Me: What is your greatest memory?

Aunt Linda: Having my baby, Allan, and taking care of my other babies, Pam, Mike, Joe and Daiman.

Me: What would you say was your most life-altering moment?

Aunt Linda: Cancer. I had the best doctors at Princess Margaret [Hospital]. And hopefully, this May, I will be officially cancer-free.

Me: How did you keep your strength through all of that?

Aunt Linda: God, my sister Brenda, Dad, all my family. It was a very long road. I had to go through chemo, and I lost all my hair! I loved being bald though. I had a brownish blonde wig, and a red wig, and I noticed people always treat you differently. People were nice when I had the brown one, and ignored me with the red wig! You notice things like that.
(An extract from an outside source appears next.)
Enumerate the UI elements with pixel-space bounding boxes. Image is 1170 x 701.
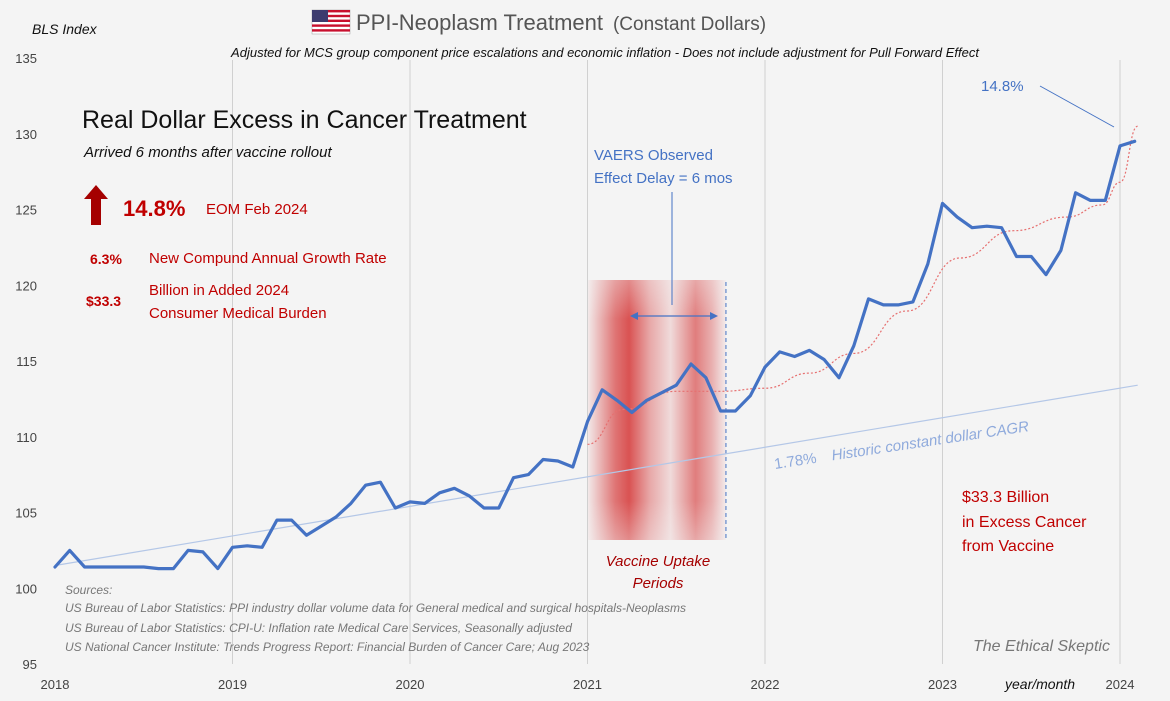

Me: How do you still stay positive?

Aunt Linda: You have to! I could be a real mess if I remembered all the bad things, like the bad things with my first husband. I keep love instead. God helps me make the right decisions. I use my gut on some things, but mostly it’s God.

Me: What is your favourite memory with Joe?

Aunt Linda: His birth! I was there! I had my face right down there! Also getting married. He was crawling and running around everywhere! Around my dress, under it, he was just everywhere!

Me: If you could do anything over, what would it be?

Aunt Linda: Nothing. I have a fortune. I have a fortune of family. I don’t care about money.

Me: What do you want more of in your life?

Aunt Linda: Family sticking together. I know it sounds like a book, but that’s what’s really important.

Me: Do you have any advice? Or words of wisdom?

Aunt Linda: If you love each other, you don’t hurt each other. Enjoy even the small moments, even if it is just fleeting. Cancer could have taken me, so that is what I do.


I wanted to share this little bit of this woman with you because we have all had so many different kinds of life experiences, and I am talking about all of the people who read this blog, or who even stumble upon it accidentally. We all come from such different life experiences and different walks of life. All our purposes and drives are so vastly different and uniquely weird. We are all going through life at different speeds, and will have so many different adventures. When I asked my last question about why she thinks it all happened, she simply said “God put me on this earth to learn something, and I will figure that out one day.”

Thank you for reading about this fantastic woman! She has been through so much, and given so much of herself so others can be happy. She cares about her family, and she is definitely a hero. I think I’m collecting them!